Apartheid di genere e resistenza delle donne afghane

 

di Gabriella Notorio

Una notizia importante per le donne afghane, in realtà già diffusa alla fine di gennaio, ma poco risonante a livello mediatico.

Il procuratore capo della Corte penale internazionale, Karim Khan, ha richiesto un mandato di arresto per il capo supremo dei Talebani e per il presidente della Corte Suprema dell’Afghanistan in ragione alla persecuzione realizzata sistematicamente contro le donne afghane negli ultimi quattro anni. Quattro anni spaventosi in cui, con il ritorno dei Talebani nell’agosto del 2021, si è realizzato un sistematico piano di distruzione del femminile ed una regressione spaventosa dei diritti e delle libertà delle donne.

Karim Khan si è espresso con chiarezza sulle “ragionevoli motivazioni” a carico di entrambi i soggetti sopra menzionati, ritenuti “penalmente responsabili per il crimine contro l’umanità di ‘persecuzione di genere”.

Solitamente la persecuzione di genere non è mai considerata un reato autonomo, ma è associata o aggiunta ad altri reati. Un fatto storico e significativo dunque sul piano del diritto penale internazionale.

In Afghanistan poi, oltre alle donne, a pagare un prezzo ugualmente elevato sono anche i membri della comunità LGBTQI+, che subiscono punizioni fisiche con metodi violenti e coercitivi senza precedenti da parte del regime.

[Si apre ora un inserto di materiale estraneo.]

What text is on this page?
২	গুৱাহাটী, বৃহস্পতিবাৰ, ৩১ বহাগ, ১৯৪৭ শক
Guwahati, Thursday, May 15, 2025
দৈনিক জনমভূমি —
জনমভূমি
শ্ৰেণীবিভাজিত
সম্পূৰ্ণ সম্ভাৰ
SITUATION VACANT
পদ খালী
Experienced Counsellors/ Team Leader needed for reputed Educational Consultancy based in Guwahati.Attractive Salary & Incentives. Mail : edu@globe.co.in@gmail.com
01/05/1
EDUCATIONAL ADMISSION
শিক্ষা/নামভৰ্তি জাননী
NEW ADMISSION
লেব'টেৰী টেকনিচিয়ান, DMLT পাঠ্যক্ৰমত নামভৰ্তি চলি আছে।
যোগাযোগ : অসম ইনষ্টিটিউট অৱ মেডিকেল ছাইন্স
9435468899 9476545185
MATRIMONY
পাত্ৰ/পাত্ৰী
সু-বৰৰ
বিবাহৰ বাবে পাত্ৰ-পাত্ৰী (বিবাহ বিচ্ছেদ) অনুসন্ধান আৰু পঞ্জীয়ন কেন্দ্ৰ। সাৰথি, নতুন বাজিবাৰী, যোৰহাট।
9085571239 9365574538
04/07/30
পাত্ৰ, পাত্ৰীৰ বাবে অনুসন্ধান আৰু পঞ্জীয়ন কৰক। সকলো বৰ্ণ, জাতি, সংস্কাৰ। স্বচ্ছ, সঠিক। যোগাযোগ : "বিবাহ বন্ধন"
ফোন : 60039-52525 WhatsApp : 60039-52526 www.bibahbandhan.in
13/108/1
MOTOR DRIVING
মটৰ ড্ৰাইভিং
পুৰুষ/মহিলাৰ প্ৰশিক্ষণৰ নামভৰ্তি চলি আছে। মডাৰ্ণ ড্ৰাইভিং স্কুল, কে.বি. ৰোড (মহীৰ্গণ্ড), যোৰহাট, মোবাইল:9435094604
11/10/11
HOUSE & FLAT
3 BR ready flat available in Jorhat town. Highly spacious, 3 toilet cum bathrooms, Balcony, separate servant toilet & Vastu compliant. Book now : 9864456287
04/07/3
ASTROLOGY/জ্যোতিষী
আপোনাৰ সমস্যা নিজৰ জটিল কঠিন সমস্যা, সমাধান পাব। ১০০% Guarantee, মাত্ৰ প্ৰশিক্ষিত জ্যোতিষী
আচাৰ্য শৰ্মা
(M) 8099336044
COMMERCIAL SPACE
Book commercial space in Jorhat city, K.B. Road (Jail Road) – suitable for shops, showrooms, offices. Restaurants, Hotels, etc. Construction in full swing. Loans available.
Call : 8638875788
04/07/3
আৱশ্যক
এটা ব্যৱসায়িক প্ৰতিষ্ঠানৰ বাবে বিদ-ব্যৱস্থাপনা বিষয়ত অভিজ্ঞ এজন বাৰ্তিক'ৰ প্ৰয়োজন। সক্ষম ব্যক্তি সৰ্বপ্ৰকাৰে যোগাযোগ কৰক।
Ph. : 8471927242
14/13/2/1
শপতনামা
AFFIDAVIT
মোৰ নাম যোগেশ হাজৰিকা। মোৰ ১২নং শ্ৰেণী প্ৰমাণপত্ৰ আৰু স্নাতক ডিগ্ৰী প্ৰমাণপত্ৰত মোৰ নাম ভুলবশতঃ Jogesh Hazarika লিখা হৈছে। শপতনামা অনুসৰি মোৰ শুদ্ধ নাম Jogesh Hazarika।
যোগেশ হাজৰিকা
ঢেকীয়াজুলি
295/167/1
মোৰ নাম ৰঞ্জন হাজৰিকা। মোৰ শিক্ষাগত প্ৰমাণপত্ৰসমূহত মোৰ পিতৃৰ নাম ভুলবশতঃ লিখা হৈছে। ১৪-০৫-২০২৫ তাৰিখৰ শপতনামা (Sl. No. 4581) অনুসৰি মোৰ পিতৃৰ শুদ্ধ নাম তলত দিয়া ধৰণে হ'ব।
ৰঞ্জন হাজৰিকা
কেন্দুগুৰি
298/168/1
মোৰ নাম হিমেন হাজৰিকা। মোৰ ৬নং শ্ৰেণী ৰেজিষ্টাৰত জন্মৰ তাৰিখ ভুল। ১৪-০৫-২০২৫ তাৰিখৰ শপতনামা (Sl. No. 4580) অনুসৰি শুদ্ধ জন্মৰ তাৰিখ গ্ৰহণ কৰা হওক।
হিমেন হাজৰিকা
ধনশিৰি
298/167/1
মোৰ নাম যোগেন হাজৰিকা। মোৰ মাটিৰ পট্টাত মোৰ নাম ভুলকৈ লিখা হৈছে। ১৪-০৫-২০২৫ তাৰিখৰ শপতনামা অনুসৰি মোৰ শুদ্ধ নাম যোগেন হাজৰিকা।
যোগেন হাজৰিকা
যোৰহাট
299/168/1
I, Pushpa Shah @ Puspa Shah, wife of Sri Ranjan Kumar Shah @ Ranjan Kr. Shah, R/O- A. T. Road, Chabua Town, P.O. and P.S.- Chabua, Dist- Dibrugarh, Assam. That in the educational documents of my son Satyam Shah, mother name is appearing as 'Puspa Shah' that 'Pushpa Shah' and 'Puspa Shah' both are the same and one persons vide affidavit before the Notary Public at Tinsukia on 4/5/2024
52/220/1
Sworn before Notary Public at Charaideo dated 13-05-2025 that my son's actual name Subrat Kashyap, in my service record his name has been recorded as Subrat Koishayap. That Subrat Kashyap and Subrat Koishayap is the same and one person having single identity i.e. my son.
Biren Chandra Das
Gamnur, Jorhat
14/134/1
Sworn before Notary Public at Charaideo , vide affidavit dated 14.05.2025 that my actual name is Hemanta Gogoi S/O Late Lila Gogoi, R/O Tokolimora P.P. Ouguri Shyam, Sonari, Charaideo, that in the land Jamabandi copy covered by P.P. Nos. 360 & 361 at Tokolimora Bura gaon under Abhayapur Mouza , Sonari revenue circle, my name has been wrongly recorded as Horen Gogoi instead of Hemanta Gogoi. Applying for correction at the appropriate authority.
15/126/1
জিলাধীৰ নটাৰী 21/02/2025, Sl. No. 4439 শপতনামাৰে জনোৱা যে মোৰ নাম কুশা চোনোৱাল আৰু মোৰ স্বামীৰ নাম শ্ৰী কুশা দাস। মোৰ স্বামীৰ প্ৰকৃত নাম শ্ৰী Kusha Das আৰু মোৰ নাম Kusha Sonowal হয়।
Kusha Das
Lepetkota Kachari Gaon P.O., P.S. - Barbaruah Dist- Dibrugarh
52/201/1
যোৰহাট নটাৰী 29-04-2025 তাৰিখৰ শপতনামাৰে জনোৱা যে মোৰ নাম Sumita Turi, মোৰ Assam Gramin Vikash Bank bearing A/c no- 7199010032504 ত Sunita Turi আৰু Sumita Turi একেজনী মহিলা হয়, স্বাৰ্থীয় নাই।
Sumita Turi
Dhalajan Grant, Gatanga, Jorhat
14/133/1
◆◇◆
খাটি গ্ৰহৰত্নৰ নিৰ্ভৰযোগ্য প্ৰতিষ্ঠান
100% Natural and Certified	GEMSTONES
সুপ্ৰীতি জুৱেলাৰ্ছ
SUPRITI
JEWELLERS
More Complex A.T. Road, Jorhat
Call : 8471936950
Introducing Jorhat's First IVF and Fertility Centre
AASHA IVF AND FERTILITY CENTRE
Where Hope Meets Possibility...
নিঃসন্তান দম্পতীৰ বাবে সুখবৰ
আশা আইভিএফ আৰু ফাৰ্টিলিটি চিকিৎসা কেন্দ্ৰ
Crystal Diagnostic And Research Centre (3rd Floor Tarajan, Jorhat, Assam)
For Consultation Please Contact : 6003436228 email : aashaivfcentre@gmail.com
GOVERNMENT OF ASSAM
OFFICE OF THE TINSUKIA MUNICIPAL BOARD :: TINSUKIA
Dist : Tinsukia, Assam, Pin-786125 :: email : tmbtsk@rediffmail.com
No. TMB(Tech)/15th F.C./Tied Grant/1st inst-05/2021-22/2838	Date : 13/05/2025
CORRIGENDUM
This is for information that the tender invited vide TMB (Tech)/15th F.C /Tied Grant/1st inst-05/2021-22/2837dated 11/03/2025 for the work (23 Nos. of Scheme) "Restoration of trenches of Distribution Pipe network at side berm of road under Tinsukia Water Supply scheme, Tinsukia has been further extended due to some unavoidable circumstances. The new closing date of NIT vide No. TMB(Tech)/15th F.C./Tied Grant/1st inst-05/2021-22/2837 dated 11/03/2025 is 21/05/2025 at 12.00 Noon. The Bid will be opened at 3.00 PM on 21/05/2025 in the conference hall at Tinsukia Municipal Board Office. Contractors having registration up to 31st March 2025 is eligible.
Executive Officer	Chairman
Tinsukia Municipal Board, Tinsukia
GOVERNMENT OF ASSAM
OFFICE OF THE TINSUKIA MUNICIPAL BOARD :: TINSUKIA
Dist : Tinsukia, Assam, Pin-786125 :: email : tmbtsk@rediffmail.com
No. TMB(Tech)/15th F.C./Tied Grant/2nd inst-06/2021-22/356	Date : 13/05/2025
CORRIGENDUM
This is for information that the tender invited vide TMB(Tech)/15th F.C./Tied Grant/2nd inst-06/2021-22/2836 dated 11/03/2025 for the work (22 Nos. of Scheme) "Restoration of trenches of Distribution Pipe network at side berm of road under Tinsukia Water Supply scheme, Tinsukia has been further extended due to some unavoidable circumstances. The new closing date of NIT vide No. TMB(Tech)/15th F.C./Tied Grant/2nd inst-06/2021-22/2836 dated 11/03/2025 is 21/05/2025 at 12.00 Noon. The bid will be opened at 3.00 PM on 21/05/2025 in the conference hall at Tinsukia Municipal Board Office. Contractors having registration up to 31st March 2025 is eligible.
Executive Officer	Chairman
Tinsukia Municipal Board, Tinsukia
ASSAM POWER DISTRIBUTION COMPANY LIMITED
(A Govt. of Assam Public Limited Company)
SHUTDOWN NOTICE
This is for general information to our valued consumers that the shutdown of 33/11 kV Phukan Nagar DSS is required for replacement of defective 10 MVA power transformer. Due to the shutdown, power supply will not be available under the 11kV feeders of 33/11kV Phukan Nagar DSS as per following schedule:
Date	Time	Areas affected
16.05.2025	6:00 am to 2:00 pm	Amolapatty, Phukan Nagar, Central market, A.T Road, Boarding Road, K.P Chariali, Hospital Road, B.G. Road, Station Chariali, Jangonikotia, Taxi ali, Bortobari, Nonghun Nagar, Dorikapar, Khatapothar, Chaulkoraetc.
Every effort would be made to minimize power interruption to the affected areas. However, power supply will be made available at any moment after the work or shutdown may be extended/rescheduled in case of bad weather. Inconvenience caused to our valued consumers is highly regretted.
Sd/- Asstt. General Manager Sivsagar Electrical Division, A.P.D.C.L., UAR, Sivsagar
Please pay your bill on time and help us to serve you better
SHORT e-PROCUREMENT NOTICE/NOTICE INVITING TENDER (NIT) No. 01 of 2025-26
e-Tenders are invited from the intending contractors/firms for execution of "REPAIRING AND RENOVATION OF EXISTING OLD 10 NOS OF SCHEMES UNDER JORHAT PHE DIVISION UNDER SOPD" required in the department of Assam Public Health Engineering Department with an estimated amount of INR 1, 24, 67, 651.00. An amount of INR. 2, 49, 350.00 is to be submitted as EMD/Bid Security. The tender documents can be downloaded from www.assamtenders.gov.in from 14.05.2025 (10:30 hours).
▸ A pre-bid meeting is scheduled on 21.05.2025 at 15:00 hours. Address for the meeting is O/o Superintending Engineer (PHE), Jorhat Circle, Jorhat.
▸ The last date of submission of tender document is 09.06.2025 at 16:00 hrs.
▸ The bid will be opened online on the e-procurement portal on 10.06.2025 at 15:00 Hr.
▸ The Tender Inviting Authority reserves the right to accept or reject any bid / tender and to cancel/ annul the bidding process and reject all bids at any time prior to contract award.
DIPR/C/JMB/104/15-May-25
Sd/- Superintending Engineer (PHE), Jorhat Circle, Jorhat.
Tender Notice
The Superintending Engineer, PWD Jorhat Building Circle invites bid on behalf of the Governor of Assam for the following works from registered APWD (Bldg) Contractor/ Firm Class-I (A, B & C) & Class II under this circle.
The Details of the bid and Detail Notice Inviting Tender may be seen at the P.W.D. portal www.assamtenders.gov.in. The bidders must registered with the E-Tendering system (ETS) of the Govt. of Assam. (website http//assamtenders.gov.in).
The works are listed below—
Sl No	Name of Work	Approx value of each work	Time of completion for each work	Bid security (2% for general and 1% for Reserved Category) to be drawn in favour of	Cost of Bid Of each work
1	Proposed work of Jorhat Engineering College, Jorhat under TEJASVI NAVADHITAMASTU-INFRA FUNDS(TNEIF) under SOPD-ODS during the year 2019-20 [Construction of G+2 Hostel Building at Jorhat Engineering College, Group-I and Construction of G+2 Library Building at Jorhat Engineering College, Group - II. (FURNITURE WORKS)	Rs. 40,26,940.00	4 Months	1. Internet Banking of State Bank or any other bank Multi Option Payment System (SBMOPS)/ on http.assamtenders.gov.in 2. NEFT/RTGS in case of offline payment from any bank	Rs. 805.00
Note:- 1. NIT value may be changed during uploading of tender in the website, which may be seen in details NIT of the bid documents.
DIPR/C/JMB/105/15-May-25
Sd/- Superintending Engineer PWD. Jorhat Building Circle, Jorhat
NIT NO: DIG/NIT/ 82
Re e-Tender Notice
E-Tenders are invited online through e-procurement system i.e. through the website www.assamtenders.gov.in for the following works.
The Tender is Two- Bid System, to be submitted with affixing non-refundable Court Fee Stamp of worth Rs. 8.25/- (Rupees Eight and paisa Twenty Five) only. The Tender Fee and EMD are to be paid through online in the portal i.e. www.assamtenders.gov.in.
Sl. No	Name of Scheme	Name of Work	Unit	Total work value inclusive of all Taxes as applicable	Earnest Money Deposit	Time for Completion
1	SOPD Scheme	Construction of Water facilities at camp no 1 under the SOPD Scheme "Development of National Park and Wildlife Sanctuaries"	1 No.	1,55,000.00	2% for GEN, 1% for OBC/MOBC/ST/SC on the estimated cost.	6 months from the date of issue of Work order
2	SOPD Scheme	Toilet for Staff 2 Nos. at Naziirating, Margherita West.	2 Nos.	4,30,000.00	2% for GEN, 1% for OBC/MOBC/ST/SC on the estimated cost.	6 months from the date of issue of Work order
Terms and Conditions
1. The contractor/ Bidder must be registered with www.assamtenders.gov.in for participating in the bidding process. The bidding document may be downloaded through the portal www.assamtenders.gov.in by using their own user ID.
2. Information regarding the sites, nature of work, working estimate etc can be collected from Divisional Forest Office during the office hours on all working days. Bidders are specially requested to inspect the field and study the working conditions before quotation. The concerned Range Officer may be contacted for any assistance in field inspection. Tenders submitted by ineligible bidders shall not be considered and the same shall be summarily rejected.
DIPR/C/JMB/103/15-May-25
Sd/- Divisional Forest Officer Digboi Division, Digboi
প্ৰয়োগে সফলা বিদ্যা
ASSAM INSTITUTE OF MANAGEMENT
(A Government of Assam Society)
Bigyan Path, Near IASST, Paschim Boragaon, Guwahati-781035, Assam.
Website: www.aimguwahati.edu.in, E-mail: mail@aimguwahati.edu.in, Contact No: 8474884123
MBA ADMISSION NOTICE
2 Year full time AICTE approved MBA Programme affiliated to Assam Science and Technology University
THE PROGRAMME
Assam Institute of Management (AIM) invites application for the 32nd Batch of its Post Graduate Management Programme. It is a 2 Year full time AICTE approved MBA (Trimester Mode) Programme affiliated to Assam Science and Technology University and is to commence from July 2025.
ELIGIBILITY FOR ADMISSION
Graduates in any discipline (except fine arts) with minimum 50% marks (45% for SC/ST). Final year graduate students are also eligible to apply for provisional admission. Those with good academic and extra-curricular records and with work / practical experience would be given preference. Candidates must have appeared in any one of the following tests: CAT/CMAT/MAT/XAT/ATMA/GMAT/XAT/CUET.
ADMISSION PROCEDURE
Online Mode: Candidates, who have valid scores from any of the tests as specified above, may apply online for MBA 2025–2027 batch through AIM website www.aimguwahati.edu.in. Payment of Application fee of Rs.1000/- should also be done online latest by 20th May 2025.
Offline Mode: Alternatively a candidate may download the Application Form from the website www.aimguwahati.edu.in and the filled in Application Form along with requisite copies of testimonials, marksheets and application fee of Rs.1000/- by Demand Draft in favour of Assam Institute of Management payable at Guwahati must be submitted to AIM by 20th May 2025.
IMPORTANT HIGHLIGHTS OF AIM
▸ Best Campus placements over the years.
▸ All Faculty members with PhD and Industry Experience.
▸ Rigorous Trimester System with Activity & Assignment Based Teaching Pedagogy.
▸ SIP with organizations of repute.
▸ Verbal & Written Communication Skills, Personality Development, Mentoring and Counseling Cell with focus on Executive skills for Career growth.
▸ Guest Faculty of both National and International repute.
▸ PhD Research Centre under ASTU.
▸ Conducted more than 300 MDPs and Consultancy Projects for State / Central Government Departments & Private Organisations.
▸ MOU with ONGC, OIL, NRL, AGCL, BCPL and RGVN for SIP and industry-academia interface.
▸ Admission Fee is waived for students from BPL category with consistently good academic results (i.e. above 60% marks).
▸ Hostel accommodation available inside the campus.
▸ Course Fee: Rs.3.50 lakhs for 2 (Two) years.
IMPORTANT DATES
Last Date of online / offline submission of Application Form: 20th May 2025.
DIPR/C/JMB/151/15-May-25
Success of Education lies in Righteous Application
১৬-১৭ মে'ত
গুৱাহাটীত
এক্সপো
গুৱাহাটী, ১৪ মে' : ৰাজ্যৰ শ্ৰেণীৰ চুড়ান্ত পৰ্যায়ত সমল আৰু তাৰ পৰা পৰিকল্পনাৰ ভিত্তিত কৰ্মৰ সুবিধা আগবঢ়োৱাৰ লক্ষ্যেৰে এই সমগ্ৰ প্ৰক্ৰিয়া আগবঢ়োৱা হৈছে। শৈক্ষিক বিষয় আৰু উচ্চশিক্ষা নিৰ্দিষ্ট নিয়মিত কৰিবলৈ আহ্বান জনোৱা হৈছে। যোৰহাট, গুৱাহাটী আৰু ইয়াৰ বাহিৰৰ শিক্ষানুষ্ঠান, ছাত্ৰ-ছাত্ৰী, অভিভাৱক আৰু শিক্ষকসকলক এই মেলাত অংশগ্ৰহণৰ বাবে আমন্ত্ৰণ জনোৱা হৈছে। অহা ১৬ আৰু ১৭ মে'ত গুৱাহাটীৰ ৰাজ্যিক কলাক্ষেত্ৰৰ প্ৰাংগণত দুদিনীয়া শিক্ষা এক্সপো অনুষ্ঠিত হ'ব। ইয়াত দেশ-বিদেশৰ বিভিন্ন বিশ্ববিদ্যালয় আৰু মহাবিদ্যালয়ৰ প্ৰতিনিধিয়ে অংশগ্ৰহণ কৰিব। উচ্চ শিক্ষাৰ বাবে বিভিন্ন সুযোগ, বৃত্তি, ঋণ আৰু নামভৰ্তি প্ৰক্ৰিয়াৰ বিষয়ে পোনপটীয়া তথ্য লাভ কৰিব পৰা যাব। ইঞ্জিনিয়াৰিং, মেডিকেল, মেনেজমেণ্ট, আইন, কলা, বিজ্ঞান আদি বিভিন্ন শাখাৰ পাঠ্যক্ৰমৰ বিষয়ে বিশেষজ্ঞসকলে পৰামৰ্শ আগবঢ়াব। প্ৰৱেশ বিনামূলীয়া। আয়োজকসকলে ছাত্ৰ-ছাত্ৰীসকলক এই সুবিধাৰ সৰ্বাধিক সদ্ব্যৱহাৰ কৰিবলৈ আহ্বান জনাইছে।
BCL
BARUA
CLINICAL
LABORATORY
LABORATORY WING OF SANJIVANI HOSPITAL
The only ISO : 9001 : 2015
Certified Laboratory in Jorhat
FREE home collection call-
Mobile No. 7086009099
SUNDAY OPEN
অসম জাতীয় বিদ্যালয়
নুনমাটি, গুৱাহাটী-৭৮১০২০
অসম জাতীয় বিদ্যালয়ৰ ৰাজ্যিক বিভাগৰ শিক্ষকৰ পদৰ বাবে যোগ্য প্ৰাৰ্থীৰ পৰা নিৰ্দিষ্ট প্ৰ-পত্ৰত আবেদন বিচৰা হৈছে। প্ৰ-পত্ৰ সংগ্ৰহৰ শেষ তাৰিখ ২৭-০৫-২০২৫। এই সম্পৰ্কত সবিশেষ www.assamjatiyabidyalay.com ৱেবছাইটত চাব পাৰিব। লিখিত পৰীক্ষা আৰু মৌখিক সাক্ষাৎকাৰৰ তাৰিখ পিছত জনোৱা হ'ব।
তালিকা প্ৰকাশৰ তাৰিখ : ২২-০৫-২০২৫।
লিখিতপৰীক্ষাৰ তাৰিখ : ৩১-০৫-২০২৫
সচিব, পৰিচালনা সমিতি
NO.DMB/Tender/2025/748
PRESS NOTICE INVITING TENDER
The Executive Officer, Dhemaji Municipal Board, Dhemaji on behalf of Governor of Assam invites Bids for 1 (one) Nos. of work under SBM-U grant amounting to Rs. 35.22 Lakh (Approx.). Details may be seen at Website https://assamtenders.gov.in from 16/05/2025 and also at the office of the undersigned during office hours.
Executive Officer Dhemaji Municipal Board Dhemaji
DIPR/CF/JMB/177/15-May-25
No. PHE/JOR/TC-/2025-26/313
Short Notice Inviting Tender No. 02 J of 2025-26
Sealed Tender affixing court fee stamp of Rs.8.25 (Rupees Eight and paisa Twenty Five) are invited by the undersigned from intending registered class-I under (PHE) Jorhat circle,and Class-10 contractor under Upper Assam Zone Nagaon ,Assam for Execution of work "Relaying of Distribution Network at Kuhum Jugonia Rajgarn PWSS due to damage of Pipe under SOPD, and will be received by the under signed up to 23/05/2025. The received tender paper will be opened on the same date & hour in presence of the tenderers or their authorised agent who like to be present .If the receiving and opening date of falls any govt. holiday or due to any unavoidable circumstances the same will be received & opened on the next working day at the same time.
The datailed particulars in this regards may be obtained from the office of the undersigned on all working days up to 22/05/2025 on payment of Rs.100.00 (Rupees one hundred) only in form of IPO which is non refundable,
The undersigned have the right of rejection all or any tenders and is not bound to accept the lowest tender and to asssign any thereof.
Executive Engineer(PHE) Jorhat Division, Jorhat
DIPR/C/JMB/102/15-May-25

Le Nazioni Unite riconducono tutto quello che sta avvenendo in Afghanistan ad un unico termine: “apartheid di genere”.

Hibatullah Akhundzada, capo dei Talebani, su cui corre la richiesta di mandato d’arresto, si mostra ormai molto poco in pubblico e, arroccato nel suo bunker di Kandahar, continua indisturbato a perpetuare tali crimini. Crimini che non fermano tuttavia l’agire femminile, la resistenza delle donne afghane. Per quanto velate, segregate, rese invisibili e mute, perché anche la loro voce spaventa, sono oggi le protagoniste indiscusse di questa lotta. Una lotta assidua e silenziosa che inizia nelle città lontane dalla capitale Kabul, dove le donne continuano ogni giorno ad incontrarsi segretamente con cartelloni di protesta sfidando persino le torture e violenze a cui sono sottoposte nelle prigioni femminili.

Diverse le attiviste che, dopo l’arresto, sono state oggetto di sparizioni forzate in cui la tortura è il fulcro cruciale della punizione.

Da Neda Parwani, divenuta molto popolare con i suoi video su Youtube ed arrestata con il marito e il figlio di quattro anni, all’attivista per i diritti Parisa Azada, a Zholia Parsi, fondatrici del Movimento spontaneo delle donne afghane, a Manizha Seddiqi attualmente ancora detenuta.

La resistenza in Afghanistan è correttamente declinata al femminile e si sta opponendo al decalogo dell’orrore retrogrado e fondamentalista del regime.

Nella dinamica oppressore e resistente si insinua infatti il coraggio di queste donne, sorelle, che si battono contro la visione androcentrica e patriarcale dei Talebani. il rovesciamento dell’egemonia del maschio e del maschile che da sempre usa il potere e le autorità per contrastare l’emancipazione femminile è la radice di questa grande resistenza delle donne afghane.

Non sarà per nulla un traguardo semplice ripristinatare i diritti e libertà per le donne ma è altrettanto imperativo agire per sottrarre terreno alle forze del regime in nome dei valori della democrazia e dell’anti-fondamentalismo. In nome della giustizia sociale. In nome delle donne.